Shocking footage shows pair of elephants forced to perform tricks

Shocking footage shows pair of elephants chained to the floor and forced to perform tricks and play musical instruments to entertain tourists at zoo in Thailand

  • San Mueang and Tang Mo  forced to perform tourists at Phuket Zoo in Thailand
  • The elephants would also be chained to concrete flooring when not performing
  • Animals will now be released into 250-acre sanctuary after rescue by Save Elephant Foundation

This is the shocking moment a pair of elephants are forced to perform tricks and entertain crowds at a zoo in Thailand.

San Mueang and Tang Mo were forced to ‘rave’ to music, ‘play’ musical instruments and perform tricks for tourists during their years at the notorious Phuket Zoo in the Mueang Phuket District. 

Despite repeated criticism from animal campaigners, the elephants would have to amuse crowds in lengthy performances which were held three-times-a day under the threat of a bullhook.   

Elephants San Mueang and Tang Mo were forced to ‘play’ musical instruments and perform tricks for tourists during their years at the notorious Phuket Zoo in the Mueang Phuket District of Thailand

The elephants were also forced to ‘rave’ to music and amuse crowds in lengthy performances which were held three-times-a day

The creatures would be chained to concrete flooring in a small barren enclosure when they were away from the crowds

The animals have now been rescued by Save Elephant Foundation and will be able to experience freedom for the very first time.

Footage of the elephants prior to their rescue shows the animals being forced to nod their heads to music and standing on pedestals as music blares in the background.

In another scene one elephant throws a ball through a basket net as his owner watches on. 

Following their rescue, the elephants will now live in a 250-acre sanctuary home owned by the Save Elephant Foundation in Thailand.

The rescue comes just a year after the zoo attracted worldwide condemnation  following an investigation into the abuse of a baby elephant nicknamed ‘Dumbo’.

During their investigation, Moving Animals, a global photography and footage project that examines animal industries around the world, filmed the skeletal baby elephant being forced to entertain tourists.

Moved by the creature’s plight, the group, launched a petition calling for the elephant to be moved to a nearby sanctuary. 

The animals would often have to perform the stunts under the threat of a bullhook

In one scene, one of the elephants stands on a pedestal as music is played in the background

The elephants will now live in a 250-acre sanctuary home after they were rescued by Save Elephant Foundation in Thailand

Despite growing calls to have Dumbo released, the elephant passed away on May 2019 after his back legs snapped beneath him.

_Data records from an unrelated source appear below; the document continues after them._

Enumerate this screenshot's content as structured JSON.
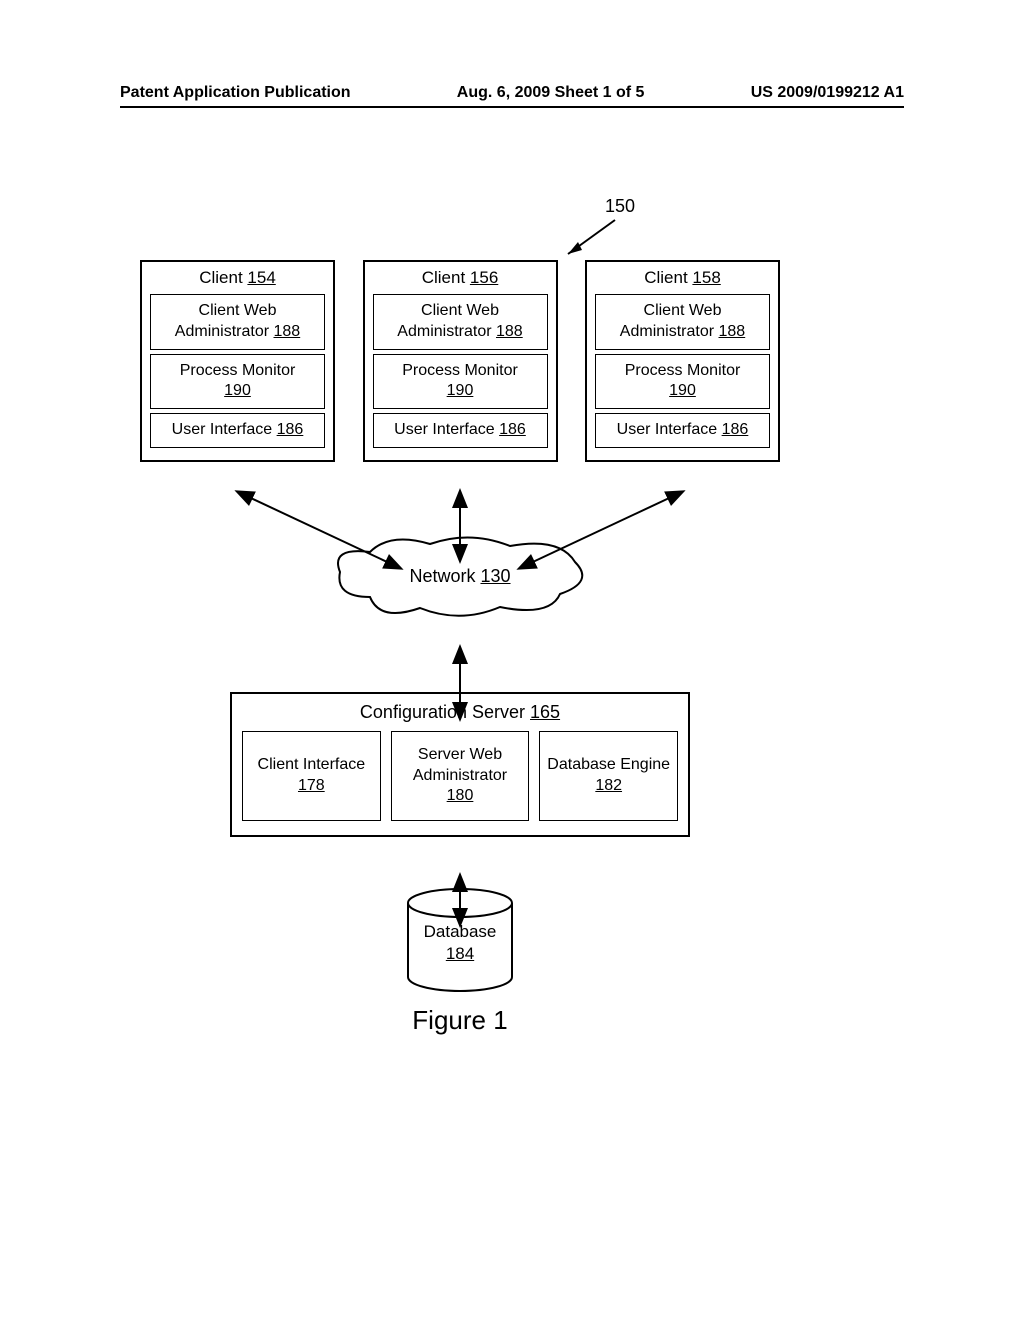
{
  "header": {
    "left": "Patent Application Publication",
    "mid": "Aug. 6, 2009  Sheet 1 of 5",
    "right": "US 2009/0199212 A1"
  },
  "ref150": "150",
  "clients": [
    {
      "title": "Client ",
      "ref": "154"
    },
    {
      "title": "Client ",
      "ref": "156"
    },
    {
      "title": "Client ",
      "ref": "158"
    }
  ],
  "client_subs": {
    "web_admin": {
      "label": "Client Web Administrator ",
      "ref": "188"
    },
    "process_monitor": {
      "label": "Process Monitor",
      "ref": "190"
    },
    "user_interface": {
      "label": "User Interface ",
      "ref": "186"
    }
  },
  "network": {
    "label": "Network ",
    "ref": "130"
  },
  "server": {
    "title": "Configuration Server ",
    "ref": "165",
    "subs": {
      "client_interface": {
        "label": "Client Interface",
        "ref": "178"
      },
      "server_web_admin": {
        "label": "Server Web Administrator",
        "ref": "180"
      },
      "db_engine": {
        "label": "Database Engine ",
        "ref": "182"
      }
    }
  },
  "database": {
    "label": "Database",
    "ref": "184"
  },
  "figure_title": "Figure 1"
}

It was later revealed that Phuket Zoo were unaware that the elephant’s legs were broken for three days.  

The Asian Elephant, which is classified as an endangered species, is the continent’s largest terrestrial mammal and has three subspecies – the Indian, Sumatran and Sri Lankan.

They are typically smaller than the African elephant and their skin ranges from dark grey to brown, with patches of pink on the forehead, the ears and the base of the trunk. 

In Thailand there are an estimated 3,000 elephants, with many living in sanctuaries, elephant parks, zoos and tourist resorts.